Book marketing is relatively simple (but not necessarily easy) because there are only two arenas in which to compete: retail and non-retail. The retail sector consists of bookstores (bricks and clicks) and other outlets such as office supply stores, supermarkets, airport stores, warehouse clubs, health-food stores, gift shops and specialty stores.
Selling to these establishments is primarily done through middlemen that control the flow of goods and who exact a fee for their services. Sales through these channels are plagued by two other factors that deteriorate profits: returns of unsold books and payments in 120 days or more.
Publishers may also sell to libraries, and then consider their sales opportunities exhausted. But there is a significant source of profitable revenue in the non-retail arena. This is made up of buyers in corporations, associations, schools, the military and government agencies.
One of the principal advantages of selling to these non-retail buyers is that sales are usually in large quantities, and once sold, the books are non-returnable. The buyers usually pay the shipping charges, and most pay within 30 days of the invoice.
However, there are disadvantages. There are few (and in most cases no) middlemen to help publishers reach buyers in this sector, so you may have to do the selling and negotiating yourself. And you can “leave money on the table” without a clear understanding of the discount structures and terms of sale. In addition, many buyers refuse to deal with a supplier carrying one title or a limited product line. If your primary customers are not geographically concentrated, you must cover a large territory, thus limiting your chances of face-to-face selling. Furthermore, you have to handle all the tasks involved in selling, invoicing, promotion, customer service and arranging credit for each customer.
Perhaps the primary reason publishers shun this segment is that they do not know how to market to these buyers. For the author and small publisher, marketing means doing the planning, prospecting, proposing, presenting and negotiating yourself.
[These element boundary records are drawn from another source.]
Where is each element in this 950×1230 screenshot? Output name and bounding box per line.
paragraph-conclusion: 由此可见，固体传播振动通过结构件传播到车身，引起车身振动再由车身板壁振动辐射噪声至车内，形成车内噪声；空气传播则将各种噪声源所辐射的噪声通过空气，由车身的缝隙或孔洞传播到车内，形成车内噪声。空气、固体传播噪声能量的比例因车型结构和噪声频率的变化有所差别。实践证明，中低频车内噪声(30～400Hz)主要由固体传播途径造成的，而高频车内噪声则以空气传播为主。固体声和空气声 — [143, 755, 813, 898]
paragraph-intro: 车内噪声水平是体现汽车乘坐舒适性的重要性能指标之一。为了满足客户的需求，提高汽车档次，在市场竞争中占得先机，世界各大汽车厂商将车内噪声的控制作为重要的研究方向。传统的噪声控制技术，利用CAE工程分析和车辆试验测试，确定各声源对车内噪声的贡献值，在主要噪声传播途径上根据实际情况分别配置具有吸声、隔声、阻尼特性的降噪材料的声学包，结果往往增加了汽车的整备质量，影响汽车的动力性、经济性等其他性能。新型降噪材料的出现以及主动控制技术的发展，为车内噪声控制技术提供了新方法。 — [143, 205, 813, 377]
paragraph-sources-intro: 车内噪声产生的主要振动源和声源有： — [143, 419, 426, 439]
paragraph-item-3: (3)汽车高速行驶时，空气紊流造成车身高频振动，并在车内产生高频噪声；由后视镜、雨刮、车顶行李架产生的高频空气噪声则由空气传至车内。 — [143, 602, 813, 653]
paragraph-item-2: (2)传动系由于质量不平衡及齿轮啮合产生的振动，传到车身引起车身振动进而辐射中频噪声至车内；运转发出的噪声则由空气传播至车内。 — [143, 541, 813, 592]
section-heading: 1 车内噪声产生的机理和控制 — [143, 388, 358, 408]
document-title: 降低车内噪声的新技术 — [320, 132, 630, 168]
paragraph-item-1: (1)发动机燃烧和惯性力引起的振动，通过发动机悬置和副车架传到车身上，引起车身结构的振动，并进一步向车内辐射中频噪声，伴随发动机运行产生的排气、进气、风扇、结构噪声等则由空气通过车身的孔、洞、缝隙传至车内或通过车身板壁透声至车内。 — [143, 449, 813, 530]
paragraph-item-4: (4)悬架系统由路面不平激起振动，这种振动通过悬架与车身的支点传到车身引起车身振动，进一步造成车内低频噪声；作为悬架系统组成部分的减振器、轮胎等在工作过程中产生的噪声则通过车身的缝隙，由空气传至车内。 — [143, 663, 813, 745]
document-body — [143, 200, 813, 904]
Create your own access network
The good news is that there is help for publishers of all sizes to reach the large, lucrative yet nebulous arena of non-retail sales. These facilitators are called Market Access Providers (MAPs). A MAP is a marketing partner that personally sells your books on a non-returnable, commission basis to known buyers with whom they have an existing business relationship. MAPs do not carry any inventory of your books, but act as your sales agent. The MAP contacts you when it takes an order for your books, then you ship directly to the buyer. MAPs form an intermediary network that can sell your books to non-retail buyers at a cost lower than if you did it yourself.
In the promotional products industry there are independent representative organizations that serve as MAPs. These companies represent multiple, non-competing lines and have established relationships with professional buyers and work on a commission.
Choose this option if you do not want to or cannot do it all yourself. But there are advantages and disadvantages of which you should be aware. On the plus side, your direct costs for prospecting, acquisition, transaction, maintenance and maintaining relationships are lower. Using a MAP eliminates the time and cost of hiring, training, managing and maintaining your own sales force. Also, the reps know their territories and the potential buyers, and can sell to prospects you may never have known existed and could take you years to find. This can increase the velocity of your cash flow as the reps shorten the time between initial contact and payment. MAPs work on a straight-commission basis, so you have little or no costs unless books are sold. Perhaps most importantly, you can go about your normal business of publishing while the reps generate incremental revenue for you.
There are disadvantages, too. You lose control over the relationship with the buyers since the reps do not want the buyers to learn about or deal directly with their suppliers. And it may require that you find several rep groups to cover a large territory. The reps are not your employees, so you do not control the time they spend on selling your titles vs. their other lines. Similarly, feedback is infrequent, and they may have limited knowledge about your titles. Examples of MAPs include these.
• The Incentive Marketing Association (IMA) promotes the use of incentives among decision makers in corporate America. You can search the IMA membership directory on its site (http://www.incentivemarketing.org
• The Incentive Gift Card Council (https://www.usegiftcards.org/
) is an industry group that educates the corporate community on the benefits of gift cards and awards.
• The Advertising Specialty Institute (ASI) is the largest organization serving the advertising specialty industry. ASI (http://www.asicentral.com/
) attempts to bring together suppliers and sellers by providing catalogs, information directories, newsletters, magazines and other marketing and selling tools.
• The Marketing and Sales Group in York, PA. Guy Achtzehn, President of MSG, (firstname.lastname@example.org
) operates a network of sales people who call on corporate buyers of promotional products.
• My company is The Premium Book Company and we can sell your book on a commission basis to non-retail buyers. My website is www.premiumbookcompany.com
There are options available to you for making the journey to increased sales and profits in the non-retail category. Choose the alternative that is best for your titles and circumstances and begin to reap the potential rewards. It is not as difficult as you may think if you consult a MAP before making the trip.